The Blind Men and the Elephant (in the room)

By Julian King, with apologies toJohn Godfrey Saxe (1816-1887)

It was six folks from Wellington
To learning much inclined,
Who went to see the Elephant
(Though all of them were blind),
That each by observation
Might satisfy their mind.

The First approached the Elephant,
And proclaimed the issue was,
A crisis of the workforce:
“You know it’s true because
Half of my profession
Has gone to work in Oz!”

The Second took as evidence
Some focus group opinions
“There are too many chiefs”, quoth he,
“They outnumber the minions”
And called a line-by-line review;
“The change will save us zillions!”

The Third approached the animal
With professional detachment
“There’s simply not enough resource
To satisfy the catchment”
And produced Rules of Rationing
For immediate dispatchment.

The Fourth reached out an eager hand,
And said “I have a dream
Of answering the problem
With my dedicated team –
But oh alas, we can’t without
A stable funding stream”.

The Fifth got slowly to his feet
And sadly did reflect,
“It seems to me the problem stems
From decades of neglect,
And a system though well meaning
That doesn’t show respect”.

The Sixth looked down upon the mess,
From at the Pearly Gates,
“I might still be alive today,
Had not they made me wait,
And yet I paid my taxes,
It’s depressing to relate”.

And so these folks of Wellington
Disputed loud and long,
Each in their own opinion
Exceeding stiff and strong,
Though each was partly in the right,
And all were in the wrong!

So oft in towers of ivory
The disputants, I ween,
Rail on in utter ignorance
Of what each other mean,
And prate about an Elephant
Not one of them has seen!

This is modelled on a poem by American poet John Godfrey Saxe, which he based on an Indian fable.

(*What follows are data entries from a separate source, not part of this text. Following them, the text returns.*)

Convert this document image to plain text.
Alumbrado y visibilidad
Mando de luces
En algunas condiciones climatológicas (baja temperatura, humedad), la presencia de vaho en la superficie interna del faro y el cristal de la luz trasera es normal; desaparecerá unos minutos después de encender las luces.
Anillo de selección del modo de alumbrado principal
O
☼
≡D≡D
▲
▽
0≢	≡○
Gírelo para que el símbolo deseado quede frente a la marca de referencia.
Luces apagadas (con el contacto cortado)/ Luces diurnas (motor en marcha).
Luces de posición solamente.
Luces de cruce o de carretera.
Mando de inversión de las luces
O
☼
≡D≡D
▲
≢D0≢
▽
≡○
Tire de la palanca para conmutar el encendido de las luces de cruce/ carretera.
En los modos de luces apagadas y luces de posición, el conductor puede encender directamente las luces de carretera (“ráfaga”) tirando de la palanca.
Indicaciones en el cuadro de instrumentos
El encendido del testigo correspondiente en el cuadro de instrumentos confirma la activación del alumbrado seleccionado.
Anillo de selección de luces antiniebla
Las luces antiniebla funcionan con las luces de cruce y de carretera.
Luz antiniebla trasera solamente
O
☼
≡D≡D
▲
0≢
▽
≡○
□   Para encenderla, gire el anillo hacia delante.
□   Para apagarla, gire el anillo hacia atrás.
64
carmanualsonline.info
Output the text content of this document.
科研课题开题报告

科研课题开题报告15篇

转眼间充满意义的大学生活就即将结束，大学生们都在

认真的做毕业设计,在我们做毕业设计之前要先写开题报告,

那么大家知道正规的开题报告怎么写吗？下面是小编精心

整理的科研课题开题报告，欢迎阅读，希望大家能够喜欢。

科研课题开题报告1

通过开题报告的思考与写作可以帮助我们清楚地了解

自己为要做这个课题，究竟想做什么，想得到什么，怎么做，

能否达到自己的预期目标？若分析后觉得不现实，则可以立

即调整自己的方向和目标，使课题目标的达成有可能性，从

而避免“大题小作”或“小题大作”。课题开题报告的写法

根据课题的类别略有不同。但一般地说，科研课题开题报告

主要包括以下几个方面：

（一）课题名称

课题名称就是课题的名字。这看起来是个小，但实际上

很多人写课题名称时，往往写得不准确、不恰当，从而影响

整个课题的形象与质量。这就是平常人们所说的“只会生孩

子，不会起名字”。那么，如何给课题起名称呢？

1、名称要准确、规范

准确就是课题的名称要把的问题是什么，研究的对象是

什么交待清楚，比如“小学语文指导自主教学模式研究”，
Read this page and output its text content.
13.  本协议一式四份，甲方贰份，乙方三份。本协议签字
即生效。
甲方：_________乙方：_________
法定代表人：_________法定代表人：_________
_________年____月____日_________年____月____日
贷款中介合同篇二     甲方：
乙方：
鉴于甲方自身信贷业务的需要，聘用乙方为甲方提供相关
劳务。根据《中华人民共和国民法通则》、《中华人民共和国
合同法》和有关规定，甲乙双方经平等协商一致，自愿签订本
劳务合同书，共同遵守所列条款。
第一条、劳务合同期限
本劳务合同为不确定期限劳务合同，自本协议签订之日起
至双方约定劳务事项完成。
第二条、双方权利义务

The original is posted here. As that website notes, “It is a good warning about how our sensory perceptions can lead to some serious misinterpretations; especially when the investigations of the component parts of a whole, and their relations in making up the whole, are inadequate and lack co-ordination”. A good reminder to all of us who are involved in policy and evaluation!